Este vasto territorio, de aproximadamente 4,9 millones de km² (casi la mitad del tamaño de Australia), cumple todos los criterios geológicos para ser considerado un continente: corteza continental gruesa y rica en sílice, límites bien definidos, elevación relativa y una historia geológica independiente. Sin embargo, el 94-95% de su superficie se encuentra sumergida bajo el Océano Pacífico Sur, a entre 1 y 2 kilómetros de profundidad.
¿Dónde está y qué lo hace especial?
Zealandia se ubica al este de Australia, rodeando Nueva Zelanda, Nueva Caledonia y varias islas del Pacífico. Solo sus partes más altas emergen del agua, formando Nueva Zelanda y algunos archipiélagos.
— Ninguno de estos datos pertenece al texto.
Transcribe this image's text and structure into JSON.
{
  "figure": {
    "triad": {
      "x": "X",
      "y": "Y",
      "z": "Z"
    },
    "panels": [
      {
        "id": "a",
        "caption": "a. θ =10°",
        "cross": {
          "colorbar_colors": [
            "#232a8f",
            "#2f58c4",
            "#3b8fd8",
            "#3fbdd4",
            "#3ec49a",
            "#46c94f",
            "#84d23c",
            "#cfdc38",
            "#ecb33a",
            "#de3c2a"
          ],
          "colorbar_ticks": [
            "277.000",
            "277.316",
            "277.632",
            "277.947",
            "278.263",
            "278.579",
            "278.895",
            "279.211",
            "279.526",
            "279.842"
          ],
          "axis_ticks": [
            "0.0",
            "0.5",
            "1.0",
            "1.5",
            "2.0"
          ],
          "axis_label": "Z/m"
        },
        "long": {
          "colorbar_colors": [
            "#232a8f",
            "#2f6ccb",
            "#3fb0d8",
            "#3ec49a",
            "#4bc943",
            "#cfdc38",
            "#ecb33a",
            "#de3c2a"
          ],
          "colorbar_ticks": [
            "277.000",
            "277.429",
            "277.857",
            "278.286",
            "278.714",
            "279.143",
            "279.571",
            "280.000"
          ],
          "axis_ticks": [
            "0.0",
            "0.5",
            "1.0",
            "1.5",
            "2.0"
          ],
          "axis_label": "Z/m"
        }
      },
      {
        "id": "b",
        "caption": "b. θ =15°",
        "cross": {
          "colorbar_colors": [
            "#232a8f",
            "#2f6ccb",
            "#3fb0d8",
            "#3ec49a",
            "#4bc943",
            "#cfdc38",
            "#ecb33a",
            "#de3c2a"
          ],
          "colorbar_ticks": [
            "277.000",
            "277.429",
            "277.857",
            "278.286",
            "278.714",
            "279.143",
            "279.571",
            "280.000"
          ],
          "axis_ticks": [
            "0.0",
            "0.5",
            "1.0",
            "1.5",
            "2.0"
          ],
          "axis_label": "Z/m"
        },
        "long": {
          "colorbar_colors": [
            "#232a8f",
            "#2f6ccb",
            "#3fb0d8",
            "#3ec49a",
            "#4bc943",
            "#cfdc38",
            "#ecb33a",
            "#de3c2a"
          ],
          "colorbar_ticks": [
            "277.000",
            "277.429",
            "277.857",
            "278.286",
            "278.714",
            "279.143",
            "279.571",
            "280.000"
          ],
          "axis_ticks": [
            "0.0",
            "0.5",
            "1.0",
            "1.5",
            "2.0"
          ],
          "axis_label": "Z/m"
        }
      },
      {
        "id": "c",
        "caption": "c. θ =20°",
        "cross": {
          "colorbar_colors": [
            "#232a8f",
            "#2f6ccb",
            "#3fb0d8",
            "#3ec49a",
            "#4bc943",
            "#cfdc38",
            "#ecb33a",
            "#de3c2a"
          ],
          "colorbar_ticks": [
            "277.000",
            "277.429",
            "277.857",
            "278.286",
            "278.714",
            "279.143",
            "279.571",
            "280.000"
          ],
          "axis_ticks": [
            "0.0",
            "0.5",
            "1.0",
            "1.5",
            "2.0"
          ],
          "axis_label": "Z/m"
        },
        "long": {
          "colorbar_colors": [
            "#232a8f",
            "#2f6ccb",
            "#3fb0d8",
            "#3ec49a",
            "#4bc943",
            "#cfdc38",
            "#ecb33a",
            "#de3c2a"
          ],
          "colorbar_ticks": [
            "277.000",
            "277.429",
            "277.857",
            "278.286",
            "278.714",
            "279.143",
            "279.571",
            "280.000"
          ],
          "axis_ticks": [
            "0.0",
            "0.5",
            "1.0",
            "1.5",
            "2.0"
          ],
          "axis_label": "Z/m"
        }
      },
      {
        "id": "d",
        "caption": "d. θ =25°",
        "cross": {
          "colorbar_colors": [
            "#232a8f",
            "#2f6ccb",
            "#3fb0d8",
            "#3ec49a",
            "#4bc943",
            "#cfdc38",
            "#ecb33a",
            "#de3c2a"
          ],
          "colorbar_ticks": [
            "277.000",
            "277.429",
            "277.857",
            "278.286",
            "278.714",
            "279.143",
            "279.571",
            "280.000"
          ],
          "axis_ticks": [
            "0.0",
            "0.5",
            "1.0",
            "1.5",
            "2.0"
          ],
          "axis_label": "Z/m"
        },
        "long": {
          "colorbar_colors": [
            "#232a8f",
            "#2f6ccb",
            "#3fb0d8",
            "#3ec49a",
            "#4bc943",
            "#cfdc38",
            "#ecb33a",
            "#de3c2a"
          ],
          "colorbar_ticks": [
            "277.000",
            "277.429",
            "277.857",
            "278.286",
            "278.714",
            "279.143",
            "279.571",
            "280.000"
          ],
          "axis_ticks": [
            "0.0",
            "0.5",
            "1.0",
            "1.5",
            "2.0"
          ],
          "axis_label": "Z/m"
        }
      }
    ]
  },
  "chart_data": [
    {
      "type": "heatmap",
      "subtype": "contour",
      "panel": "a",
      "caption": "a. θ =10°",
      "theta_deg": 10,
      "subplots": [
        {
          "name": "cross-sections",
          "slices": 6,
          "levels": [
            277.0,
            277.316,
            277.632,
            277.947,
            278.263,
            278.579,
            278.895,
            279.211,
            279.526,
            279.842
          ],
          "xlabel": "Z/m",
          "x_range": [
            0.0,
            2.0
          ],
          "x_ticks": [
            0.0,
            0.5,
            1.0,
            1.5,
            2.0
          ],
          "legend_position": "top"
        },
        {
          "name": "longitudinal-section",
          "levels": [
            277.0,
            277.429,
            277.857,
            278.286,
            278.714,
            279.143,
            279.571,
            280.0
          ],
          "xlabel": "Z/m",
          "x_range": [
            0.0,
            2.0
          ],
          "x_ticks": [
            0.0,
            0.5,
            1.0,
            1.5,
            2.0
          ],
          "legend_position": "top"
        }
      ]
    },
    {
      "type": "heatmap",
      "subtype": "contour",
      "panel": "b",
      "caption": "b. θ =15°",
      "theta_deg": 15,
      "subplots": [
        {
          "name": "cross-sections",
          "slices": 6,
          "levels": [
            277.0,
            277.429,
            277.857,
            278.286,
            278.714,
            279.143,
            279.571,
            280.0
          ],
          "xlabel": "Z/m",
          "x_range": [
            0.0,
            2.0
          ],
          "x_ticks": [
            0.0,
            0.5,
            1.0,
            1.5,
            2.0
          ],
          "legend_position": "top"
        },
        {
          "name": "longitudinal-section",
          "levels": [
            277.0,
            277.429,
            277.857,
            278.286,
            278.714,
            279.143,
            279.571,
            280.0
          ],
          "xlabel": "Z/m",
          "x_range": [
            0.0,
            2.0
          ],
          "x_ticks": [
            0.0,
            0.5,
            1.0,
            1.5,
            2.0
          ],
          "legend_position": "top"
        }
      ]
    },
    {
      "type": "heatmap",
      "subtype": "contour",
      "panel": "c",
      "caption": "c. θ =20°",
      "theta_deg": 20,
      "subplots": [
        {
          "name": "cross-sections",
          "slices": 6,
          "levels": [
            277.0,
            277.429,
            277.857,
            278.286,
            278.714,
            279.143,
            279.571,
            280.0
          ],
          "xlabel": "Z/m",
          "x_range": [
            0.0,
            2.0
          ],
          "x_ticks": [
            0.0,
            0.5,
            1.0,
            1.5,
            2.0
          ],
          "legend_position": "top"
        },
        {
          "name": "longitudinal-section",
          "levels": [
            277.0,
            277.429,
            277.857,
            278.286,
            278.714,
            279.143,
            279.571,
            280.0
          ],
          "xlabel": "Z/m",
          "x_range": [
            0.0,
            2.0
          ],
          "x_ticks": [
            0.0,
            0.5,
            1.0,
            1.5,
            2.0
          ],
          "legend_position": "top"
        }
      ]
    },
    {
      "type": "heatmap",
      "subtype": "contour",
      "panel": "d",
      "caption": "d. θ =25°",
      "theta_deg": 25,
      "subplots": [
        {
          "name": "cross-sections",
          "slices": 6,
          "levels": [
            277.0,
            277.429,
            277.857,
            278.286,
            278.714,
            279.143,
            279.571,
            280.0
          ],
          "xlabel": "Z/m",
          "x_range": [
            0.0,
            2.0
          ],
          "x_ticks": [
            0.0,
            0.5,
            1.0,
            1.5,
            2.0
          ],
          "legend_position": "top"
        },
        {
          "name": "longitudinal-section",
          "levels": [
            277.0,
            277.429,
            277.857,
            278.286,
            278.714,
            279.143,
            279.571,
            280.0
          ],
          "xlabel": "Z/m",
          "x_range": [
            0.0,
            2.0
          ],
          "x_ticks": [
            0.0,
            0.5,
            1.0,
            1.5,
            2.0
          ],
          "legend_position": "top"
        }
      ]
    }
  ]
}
Se separó del supercontinente Gondwana hace unos 80-100 millones de años y, a diferencia de Australia o la Antártida, se hundió progresivamente debido al adelgazamiento de su corteza.En 2025 y 2026, equipos internacionales liderados por geólogos de GNS Science (Nueva Zelanda) completaron el primer mapa geológico integral de todo el continente, incluyendo volcanes submarinos, cuencas sedimentarias y una cadena de granito de más de 4.000 km.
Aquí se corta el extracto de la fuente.